Since that report has been written I have been brought up to date with the services that are available to you by your counsel, Ms Spowart.
This is not a case where there are any easy sentencing options. Your prior convictions, which are not insubstantial, together with the circumstances of the offending mean that a term of imprisonment is the sentencing option that immediately appears appropriate. I have been persuaded that the community’s best interests, and yours, would be best served by placing you on a supervised order that aims to address your health issues, drug dependence and other behavioural problems. In my view, this disposition also adequately reflects your lesser criminality and your positive efforts to dissuade Ravenhorst from the violent course of action he was undertaking. If you are prepared to consent, I propose to impose a two-year Community Corrections Order which, in addition to the standard conditions, will carry the following conditions:
(1)You will carry out 150 hours of unpaid community work.

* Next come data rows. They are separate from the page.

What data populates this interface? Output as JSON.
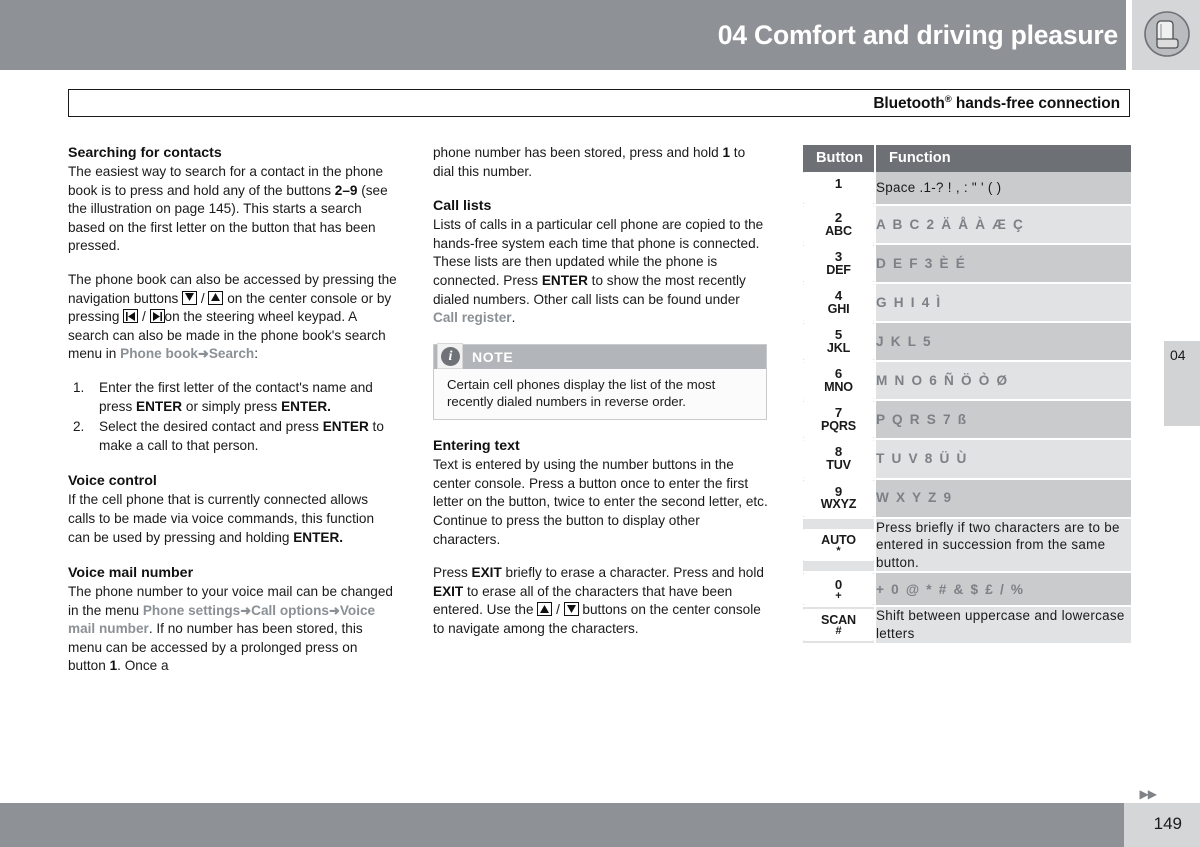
{
  "header": {
    "chapter_title": "04 Comfort and driving pleasure",
    "icon": "car-seat-icon"
  },
  "section": {
    "title_main": "Bluetooth",
    "title_sup": "®",
    "title_rest": " hands-free connection"
  },
  "left_column": {
    "heading_1": "Searching for contacts",
    "para_1_a": "The easiest way to search for a contact in the phone book is to press and hold any of the buttons ",
    "para_1_b": "2–9",
    "para_1_c": " (see the illustration on page 145). This starts a search based on the first letter on the button that has been pressed.",
    "para_2_a": "The phone book can also be accessed by pressing the navigation buttons ",
    "para_2_b": " / ",
    "para_2_c": " on the center console or by pressing ",
    "para_2_d": " / ",
    "para_2_e": "on the steering wheel keypad. A search can also be made in the phone book's search menu in ",
    "menu_phone_book": "Phone book",
    "menu_arrow": "➜",
    "menu_search": "Search",
    "para_2_end": ":",
    "steps": [
      {
        "num": "1.",
        "text_a": "Enter the first letter of the contact's name and press ",
        "bold_1": "ENTER",
        "text_b": " or simply press ",
        "bold_2": "ENTER."
      },
      {
        "num": "2.",
        "text_a": "Select the desired contact and press ",
        "bold_1": "ENTER",
        "text_b": " to make a call to that person.",
        "bold_2": ""
      }
    ],
    "heading_2": "Voice control",
    "para_3_a": "If the cell phone that is currently connected allows calls to be made via voice commands, this function can be used by pressing and holding ",
    "para_3_bold": "ENTER.",
    "heading_3": "Voice mail number",
    "para_4_a": "The phone number to your voice mail can be changed in the menu ",
    "menu_phone_settings": "Phone settings",
    "menu_call_options": "Call options",
    "menu_voice_mail": "Voice mail number",
    "para_4_b": ". If no number has been stored, this menu can be accessed by a prolonged press on button ",
    "para_4_bold": "1",
    "para_4_c": ". Once a"
  },
  "middle_column": {
    "para_1_a": "phone number has been stored, press and hold ",
    "para_1_bold": "1",
    "para_1_b": " to dial this number.",
    "heading_1": "Call lists",
    "para_2_a": "Lists of calls in a particular cell phone are copied to the hands-free system each time that phone is connected. These lists are then updated while the phone is connected. Press ",
    "para_2_bold": "ENTER",
    "para_2_b": " to show the most recently dialed numbers. Other call lists can be found under ",
    "menu_call_register": "Call register",
    "para_2_c": ".",
    "note": {
      "icon": "info-icon",
      "icon_char": "i",
      "title": "NOTE",
      "body": "Certain cell phones display the list of the most recently dialed numbers in reverse order."
    },
    "heading_2": "Entering text",
    "para_3": "Text is entered by using the number buttons in the center console. Press a button once to enter the first letter on the button, twice to enter the second letter, etc. Continue to press the button to display other characters.",
    "para_4_a": "Press ",
    "para_4_bold_1": "EXIT",
    "para_4_b": " briefly to erase a character. Press and hold ",
    "para_4_bold_2": "EXIT",
    "para_4_c": " to erase all of the characters that have been entered. Use the ",
    "para_4_d": " / ",
    "para_4_e": " buttons on the center console to navigate among the characters."
  },
  "table": {
    "headers": [
      "Button",
      "Function"
    ],
    "rows": [
      {
        "key_big": "1",
        "key_small": "",
        "key_tiny": "",
        "function": "Space .1-? ! , : \" ' ( )",
        "style": "mixed"
      },
      {
        "key_big": "2",
        "key_small": "ABC",
        "key_tiny": "",
        "function": "A B C 2 Ä Å À Æ Ç",
        "style": "chars"
      },
      {
        "key_big": "3",
        "key_small": "DEF",
        "key_tiny": "",
        "function": "D E F 3 È É",
        "style": "chars"
      },
      {
        "key_big": "4",
        "key_small": "GHI",
        "key_tiny": "",
        "function": "G H I 4 Ì",
        "style": "chars"
      },
      {
        "key_big": "5",
        "key_small": "JKL",
        "key_tiny": "",
        "function": "J K L 5",
        "style": "chars"
      },
      {
        "key_big": "6",
        "key_small": "MNO",
        "key_tiny": "",
        "function": "M N O 6 Ñ Ö Ò Ø",
        "style": "chars"
      },
      {
        "key_big": "7",
        "key_small": "PQRS",
        "key_tiny": "",
        "function": "P Q R S 7 ß",
        "style": "chars"
      },
      {
        "key_big": "8",
        "key_small": "TUV",
        "key_tiny": "",
        "function": "T U V 8 Ü Ù",
        "style": "chars"
      },
      {
        "key_big": "9",
        "key_small": "WXYZ",
        "key_tiny": "",
        "function": "W X Y Z 9",
        "style": "chars"
      },
      {
        "key_big": "",
        "key_small": "AUTO",
        "key_tiny": "*",
        "function": "Press briefly if two characters are to be entered in succession from the same button.",
        "style": "mixed"
      },
      {
        "key_big": "0",
        "key_small": "",
        "key_tiny": "+",
        "function": "+ 0 @ * # & $ £ / %",
        "style": "chars"
      },
      {
        "key_big": "",
        "key_small": "SCAN",
        "key_tiny": "#",
        "function": "Shift between uppercase and lowercase letters",
        "style": "mixed"
      }
    ]
  },
  "side_tab": {
    "label": "04"
  },
  "footer": {
    "arrows": "▶▶",
    "page_number": "149"
  },
  "colors": {
    "band_gray": "#8e9196",
    "tab_gray": "#d5d6d8",
    "table_header": "#6d7075",
    "row_dark": "#c9cbcd",
    "row_light": "#e1e2e4",
    "menu_text": "#8b9095"
  }
}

(2)You will undergo assessment and treatment in relation to your drug use and history as directed.
(3)You will undergo mental health assessment and treatment as directed.
(4)You will undergo offending behaviour programs as directed.
(5)The hours taken in relation to (2), (3) and (4) above, except for any time spent in a residential detoxification or drug treatment facility, will be deducted from the community work hours outstanding.